Christopher Duva, as Valère, Mariane’s lover, seems to have just drifted in from the nearest gay bar, and often sulks and postures like a constipated gazelle. Charles Kimbrough plays Orgon as a senescent halfwit, with a ludicrously mincing walk, a preposterous puppet-show voice, and a gaze that cannot quite choose between squinty and bug-eyed. Most embarrassing is Dylan Baker’s Tartuffe, leering and stridulous, oozing smarminess too rancid to fool anyone at Orgon and comic-book lechery at Elmire that should reduce any woman to giggles. His hypocrisy is merely doltish, his menace no more threatening than a baby’s fist. He is given to promenading on Orgon’s hypertrophic banquet table, from beneath which his hidden servant sometimes extrudes a stepladder to facilitate his master’s ascent.

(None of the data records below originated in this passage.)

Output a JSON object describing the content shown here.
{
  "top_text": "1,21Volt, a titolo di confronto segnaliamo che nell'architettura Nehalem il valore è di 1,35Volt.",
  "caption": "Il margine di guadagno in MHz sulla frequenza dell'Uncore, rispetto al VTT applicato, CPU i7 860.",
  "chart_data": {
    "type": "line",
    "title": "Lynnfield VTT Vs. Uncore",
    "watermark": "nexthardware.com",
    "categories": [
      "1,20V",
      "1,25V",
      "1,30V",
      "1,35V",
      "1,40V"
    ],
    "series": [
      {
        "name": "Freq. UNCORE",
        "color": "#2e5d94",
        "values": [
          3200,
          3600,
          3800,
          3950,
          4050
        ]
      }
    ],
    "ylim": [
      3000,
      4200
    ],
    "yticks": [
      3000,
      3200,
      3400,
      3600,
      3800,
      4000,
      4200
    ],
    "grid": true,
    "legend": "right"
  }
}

Tawdry yet simplistic costumes by Jess Goldstein, adequate but unresourceful décor by Riccardo Hernández (an eavesdropper must emerge from an improbable trapdoor), and overamplified pseudo-baroque music by John Gromada compete for our inattention. Brokaw’s staging does the rest. Only Dana Ivey, as the old scold Pernelle, is persuasive, so that a character whose departure we can hardly wait for in other productions here leaves all too soon, taking Molière with her.

The groundlings, to be sure, have a ball, and might like a better production much less. Still, if the only way you can sell – I mean, with free seating, give away – the classics is by travestying them, why bother? Instead of insulting the illustrious dead, why not make the riffraff happier with contemporary farces by Ken Ludwig and Larry Shue?